TNF- α/anti-TNF- α drugs and its effect on pregnancy outcomes

Abstract

Pregnancy is a complex biological process. The establishment and maintenance of foetal-maternal interface are pivotal events. Decidual immune cells and inflammatory cytokines play indispensable roles in the foetal-maternal interface. The disfunction of decidual immune cells leads to adverse pregnancy outcome. Tumour necrosis factor (TNF)-α, a common inflammatory cytokine, has critical roles in different stages of normal pregnancy process. However, the relationship between the disorder of TNF-α and adverse pregnancy outcomes, including preeclampsia (PE), intrauterine growth restriction (IUGR), spontaneous abortion (SA), preterm birth and so on, is still indefinite. In this review, we thoroughly reviewed the effect of TNF-α disorder on pathological conditions. Moreover, we summarized the reports about the adverse pregnancy outcomes (PE, IUGR, SA and preterm birth) of using anti-TNF-α drugs (infliximab, etanercept and adalimumab, certolizumab and golimumab) currently in the clinical studies. Overall, IUGR, SA and preterm birth are the most common adverse pregnancy outcomes of anti-TNF-α drugs. Our review may provide insight for the immunological treatment of pregnancy-related complication, and help practitioners make informed decisions based on the current evidences.
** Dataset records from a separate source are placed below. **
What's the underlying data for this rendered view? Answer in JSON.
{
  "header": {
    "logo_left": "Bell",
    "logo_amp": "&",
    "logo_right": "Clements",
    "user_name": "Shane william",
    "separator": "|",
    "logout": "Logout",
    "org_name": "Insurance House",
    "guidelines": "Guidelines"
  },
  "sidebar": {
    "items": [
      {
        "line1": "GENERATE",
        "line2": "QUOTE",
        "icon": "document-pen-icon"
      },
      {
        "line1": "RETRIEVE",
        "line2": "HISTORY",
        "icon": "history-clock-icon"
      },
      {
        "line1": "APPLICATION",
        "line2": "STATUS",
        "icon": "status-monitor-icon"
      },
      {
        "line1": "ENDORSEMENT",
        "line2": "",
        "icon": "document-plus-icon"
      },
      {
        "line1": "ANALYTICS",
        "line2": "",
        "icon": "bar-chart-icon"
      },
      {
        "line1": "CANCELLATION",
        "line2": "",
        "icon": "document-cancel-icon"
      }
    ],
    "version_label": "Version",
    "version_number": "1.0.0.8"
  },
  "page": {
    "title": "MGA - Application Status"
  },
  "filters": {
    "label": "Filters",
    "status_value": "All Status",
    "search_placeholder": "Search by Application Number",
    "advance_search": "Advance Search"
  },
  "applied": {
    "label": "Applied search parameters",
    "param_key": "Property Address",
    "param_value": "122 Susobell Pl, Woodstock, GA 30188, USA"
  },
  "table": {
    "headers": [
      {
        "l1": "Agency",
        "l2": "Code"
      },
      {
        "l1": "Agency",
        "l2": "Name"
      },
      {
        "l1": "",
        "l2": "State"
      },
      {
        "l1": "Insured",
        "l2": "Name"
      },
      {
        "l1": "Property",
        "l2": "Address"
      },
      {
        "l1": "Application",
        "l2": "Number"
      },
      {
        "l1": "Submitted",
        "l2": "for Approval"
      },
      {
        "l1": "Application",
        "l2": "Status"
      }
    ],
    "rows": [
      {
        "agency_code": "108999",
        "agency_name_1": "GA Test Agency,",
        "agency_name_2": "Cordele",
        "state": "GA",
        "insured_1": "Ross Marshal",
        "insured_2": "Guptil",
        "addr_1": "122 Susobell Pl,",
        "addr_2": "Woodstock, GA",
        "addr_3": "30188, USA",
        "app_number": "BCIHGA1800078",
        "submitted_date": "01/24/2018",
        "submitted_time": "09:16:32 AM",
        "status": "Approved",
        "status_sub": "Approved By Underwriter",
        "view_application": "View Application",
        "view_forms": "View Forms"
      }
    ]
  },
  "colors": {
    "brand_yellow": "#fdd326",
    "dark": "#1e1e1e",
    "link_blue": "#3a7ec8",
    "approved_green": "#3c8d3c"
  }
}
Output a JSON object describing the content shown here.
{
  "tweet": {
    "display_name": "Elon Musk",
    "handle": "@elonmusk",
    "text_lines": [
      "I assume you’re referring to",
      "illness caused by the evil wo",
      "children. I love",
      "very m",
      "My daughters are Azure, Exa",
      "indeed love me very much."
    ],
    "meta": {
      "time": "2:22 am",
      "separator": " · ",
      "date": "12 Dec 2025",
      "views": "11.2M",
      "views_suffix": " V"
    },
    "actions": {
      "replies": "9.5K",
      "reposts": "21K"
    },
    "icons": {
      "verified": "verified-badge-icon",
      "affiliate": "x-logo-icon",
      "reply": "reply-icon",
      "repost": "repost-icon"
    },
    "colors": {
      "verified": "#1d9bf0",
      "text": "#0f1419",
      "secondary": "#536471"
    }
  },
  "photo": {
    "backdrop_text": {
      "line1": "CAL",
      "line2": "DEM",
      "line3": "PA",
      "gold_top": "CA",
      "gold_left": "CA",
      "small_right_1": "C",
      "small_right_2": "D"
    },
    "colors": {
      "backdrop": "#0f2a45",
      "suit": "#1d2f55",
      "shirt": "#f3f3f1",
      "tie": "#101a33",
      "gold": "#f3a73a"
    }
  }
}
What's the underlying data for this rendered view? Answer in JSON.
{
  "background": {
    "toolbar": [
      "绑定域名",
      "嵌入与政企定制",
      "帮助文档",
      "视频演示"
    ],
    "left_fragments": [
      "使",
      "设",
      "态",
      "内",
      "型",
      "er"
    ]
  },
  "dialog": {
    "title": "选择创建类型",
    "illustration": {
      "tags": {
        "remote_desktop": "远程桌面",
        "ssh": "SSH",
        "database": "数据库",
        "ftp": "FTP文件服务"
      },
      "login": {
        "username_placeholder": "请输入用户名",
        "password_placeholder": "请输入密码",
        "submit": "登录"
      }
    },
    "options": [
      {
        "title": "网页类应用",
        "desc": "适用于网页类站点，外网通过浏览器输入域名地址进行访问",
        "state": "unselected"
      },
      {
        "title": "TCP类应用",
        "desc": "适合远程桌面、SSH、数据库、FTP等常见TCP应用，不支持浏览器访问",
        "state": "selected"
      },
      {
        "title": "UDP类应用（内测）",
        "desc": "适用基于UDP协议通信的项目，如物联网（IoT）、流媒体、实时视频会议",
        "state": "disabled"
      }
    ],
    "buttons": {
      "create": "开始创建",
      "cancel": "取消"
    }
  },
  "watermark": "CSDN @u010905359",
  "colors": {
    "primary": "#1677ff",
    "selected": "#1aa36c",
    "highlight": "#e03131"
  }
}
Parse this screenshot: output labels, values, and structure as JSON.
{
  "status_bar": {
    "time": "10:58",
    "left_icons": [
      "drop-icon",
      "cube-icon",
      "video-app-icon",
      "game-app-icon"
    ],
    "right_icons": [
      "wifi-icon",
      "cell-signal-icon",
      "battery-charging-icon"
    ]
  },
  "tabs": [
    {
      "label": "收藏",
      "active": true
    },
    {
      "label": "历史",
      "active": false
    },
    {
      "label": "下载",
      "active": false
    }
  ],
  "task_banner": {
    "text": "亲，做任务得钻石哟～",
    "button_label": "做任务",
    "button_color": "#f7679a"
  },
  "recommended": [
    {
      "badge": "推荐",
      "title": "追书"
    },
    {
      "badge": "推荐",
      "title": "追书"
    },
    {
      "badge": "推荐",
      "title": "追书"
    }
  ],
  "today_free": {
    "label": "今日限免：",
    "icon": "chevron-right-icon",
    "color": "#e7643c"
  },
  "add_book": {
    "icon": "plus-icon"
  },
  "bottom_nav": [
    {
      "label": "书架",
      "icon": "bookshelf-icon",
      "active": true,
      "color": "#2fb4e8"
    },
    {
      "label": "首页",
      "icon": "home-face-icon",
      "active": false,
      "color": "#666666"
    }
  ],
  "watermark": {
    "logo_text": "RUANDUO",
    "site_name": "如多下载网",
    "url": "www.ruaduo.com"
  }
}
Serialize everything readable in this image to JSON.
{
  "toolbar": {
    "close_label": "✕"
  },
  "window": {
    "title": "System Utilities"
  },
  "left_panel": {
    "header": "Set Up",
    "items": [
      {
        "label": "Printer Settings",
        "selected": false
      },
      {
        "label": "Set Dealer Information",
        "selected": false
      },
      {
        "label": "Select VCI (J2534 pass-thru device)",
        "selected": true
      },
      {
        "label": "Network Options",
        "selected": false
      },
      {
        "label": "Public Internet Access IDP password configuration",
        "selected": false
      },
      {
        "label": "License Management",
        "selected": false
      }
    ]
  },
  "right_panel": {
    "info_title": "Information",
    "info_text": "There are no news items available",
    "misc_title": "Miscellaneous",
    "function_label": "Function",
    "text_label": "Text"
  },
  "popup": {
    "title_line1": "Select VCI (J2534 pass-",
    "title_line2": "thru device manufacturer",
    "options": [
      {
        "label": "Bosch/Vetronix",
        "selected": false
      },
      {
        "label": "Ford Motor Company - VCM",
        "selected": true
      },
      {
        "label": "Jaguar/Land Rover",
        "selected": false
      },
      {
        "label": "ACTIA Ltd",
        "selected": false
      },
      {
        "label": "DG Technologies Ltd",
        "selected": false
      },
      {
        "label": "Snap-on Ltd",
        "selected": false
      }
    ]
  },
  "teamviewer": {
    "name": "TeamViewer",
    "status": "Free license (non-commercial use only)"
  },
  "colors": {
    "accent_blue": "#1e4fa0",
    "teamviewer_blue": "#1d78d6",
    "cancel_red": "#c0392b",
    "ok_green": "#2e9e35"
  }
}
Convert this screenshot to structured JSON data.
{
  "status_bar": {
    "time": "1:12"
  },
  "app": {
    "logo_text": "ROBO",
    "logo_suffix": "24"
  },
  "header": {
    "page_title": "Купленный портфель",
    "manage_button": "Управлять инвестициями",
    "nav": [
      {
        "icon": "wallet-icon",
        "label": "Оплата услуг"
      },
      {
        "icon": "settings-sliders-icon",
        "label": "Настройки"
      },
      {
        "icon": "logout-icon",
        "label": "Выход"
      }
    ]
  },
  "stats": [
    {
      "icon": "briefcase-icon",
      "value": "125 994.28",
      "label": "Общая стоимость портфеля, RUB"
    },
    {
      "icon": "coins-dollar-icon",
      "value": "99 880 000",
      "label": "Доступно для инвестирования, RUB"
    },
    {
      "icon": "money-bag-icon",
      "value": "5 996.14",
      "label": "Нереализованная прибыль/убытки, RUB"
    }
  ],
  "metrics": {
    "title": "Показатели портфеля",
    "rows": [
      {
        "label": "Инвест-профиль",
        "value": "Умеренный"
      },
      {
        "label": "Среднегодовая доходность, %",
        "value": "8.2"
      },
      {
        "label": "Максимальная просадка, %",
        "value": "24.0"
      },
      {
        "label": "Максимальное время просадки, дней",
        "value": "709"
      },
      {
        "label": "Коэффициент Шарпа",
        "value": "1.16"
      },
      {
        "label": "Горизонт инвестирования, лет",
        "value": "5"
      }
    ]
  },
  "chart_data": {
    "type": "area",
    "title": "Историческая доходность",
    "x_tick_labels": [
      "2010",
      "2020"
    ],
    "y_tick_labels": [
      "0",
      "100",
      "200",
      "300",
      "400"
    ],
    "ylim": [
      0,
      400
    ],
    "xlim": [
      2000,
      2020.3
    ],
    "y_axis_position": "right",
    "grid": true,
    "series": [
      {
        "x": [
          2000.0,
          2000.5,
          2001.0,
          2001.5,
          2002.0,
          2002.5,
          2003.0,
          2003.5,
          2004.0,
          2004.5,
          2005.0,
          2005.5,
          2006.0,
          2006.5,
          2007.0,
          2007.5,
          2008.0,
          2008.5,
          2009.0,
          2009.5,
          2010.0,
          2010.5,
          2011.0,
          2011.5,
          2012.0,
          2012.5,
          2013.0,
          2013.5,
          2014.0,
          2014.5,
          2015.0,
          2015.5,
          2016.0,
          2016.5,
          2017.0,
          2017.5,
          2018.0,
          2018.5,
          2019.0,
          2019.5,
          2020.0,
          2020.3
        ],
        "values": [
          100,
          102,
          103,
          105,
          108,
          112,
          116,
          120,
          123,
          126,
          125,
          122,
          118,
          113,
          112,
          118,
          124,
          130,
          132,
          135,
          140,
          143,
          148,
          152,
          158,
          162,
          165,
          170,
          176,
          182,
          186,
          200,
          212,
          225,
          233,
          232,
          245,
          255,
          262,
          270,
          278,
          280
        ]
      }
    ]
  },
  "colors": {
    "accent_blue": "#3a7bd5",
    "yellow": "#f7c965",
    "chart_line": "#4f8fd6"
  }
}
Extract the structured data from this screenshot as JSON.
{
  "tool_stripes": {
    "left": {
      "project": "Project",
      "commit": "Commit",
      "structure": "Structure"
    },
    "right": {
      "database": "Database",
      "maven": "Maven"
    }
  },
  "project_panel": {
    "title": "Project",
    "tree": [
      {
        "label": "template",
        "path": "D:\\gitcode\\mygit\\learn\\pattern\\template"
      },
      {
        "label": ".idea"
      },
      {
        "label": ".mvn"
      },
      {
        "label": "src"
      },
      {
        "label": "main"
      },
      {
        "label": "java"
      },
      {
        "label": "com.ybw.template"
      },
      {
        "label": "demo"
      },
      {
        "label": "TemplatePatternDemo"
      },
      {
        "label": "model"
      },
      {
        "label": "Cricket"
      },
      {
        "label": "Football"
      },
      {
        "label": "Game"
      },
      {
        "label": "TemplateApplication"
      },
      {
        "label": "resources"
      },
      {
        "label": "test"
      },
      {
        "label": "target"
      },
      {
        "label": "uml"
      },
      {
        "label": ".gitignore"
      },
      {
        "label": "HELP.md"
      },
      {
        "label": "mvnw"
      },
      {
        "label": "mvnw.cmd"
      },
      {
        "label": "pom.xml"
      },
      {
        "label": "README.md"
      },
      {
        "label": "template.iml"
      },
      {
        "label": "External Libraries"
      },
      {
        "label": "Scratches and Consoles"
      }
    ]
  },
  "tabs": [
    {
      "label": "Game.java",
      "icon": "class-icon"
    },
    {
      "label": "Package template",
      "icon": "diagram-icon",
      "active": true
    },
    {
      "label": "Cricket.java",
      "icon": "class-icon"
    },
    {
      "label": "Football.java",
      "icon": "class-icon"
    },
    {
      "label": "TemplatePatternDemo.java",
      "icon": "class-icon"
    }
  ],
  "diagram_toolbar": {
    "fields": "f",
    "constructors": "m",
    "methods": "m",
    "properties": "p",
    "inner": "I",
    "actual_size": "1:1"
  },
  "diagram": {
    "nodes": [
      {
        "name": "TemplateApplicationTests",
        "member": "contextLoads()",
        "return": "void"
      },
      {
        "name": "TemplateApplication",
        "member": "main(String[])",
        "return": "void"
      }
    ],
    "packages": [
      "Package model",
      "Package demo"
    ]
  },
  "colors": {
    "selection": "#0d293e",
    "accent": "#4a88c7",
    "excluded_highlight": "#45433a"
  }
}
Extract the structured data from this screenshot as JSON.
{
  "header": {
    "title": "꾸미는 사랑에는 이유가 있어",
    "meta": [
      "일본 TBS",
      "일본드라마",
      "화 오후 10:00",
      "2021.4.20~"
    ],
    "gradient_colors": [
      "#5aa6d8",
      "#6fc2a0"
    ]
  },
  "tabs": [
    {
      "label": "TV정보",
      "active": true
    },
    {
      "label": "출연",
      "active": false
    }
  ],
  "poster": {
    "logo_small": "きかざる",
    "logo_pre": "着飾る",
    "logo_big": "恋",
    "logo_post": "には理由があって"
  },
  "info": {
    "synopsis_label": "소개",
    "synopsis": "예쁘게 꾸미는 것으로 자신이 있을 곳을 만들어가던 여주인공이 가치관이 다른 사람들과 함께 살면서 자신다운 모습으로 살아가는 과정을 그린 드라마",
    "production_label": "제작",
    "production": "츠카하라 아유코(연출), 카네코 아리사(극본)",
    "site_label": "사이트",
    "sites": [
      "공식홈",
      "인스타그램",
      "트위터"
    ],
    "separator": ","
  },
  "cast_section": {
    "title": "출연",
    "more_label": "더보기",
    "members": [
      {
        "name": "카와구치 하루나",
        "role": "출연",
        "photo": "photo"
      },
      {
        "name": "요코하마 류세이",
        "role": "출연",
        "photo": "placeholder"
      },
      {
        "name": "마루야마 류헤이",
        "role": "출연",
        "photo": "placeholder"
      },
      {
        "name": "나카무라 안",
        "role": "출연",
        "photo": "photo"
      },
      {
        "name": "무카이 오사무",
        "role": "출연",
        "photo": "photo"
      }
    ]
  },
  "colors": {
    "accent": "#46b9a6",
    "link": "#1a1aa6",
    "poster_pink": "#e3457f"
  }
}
Keywords: Adverse pregnancy outcomes; TNF-α; TNF-α receptor; anti-TNF-α drugs.

Fig. 1.

TNF-R1-dependent signalling: once TNF-R1 binds mTNF-α or sTNF-α, it recruits the adaptor protein TRADD or FFADD via its DD motifs. Subsequently, it recruits complex I, namely serine/threonine kinase receptor interacting protein-1 (RIP-1), TNF-R-associated factor 2 (TRAF-2), as well as cIAP1 and cIAP2. Then, it activates NF-κB and JNK/AP1 signalling pathways and medicates the expression of targeted genes, finally involves in various biological processes, inducing inflammation, tissue degeneration, host defence, cell proliferation, cell survival and immunity. Besides, TRADD can also recruit and form the complex II (FADD, RIP-A, TRAF-2 and caspase 8) to finally activate caspase 3 eliciting cell apoptosis (Ref. 2). TNF-R2-dependent signalling: TNF-R2 is restricted to bind with mTNF-α, primarily recruiting TRAF-2 via its TRAF domain, which further causes the recruitment of complex II and activation of apoptosis, inflammation and necroptosis.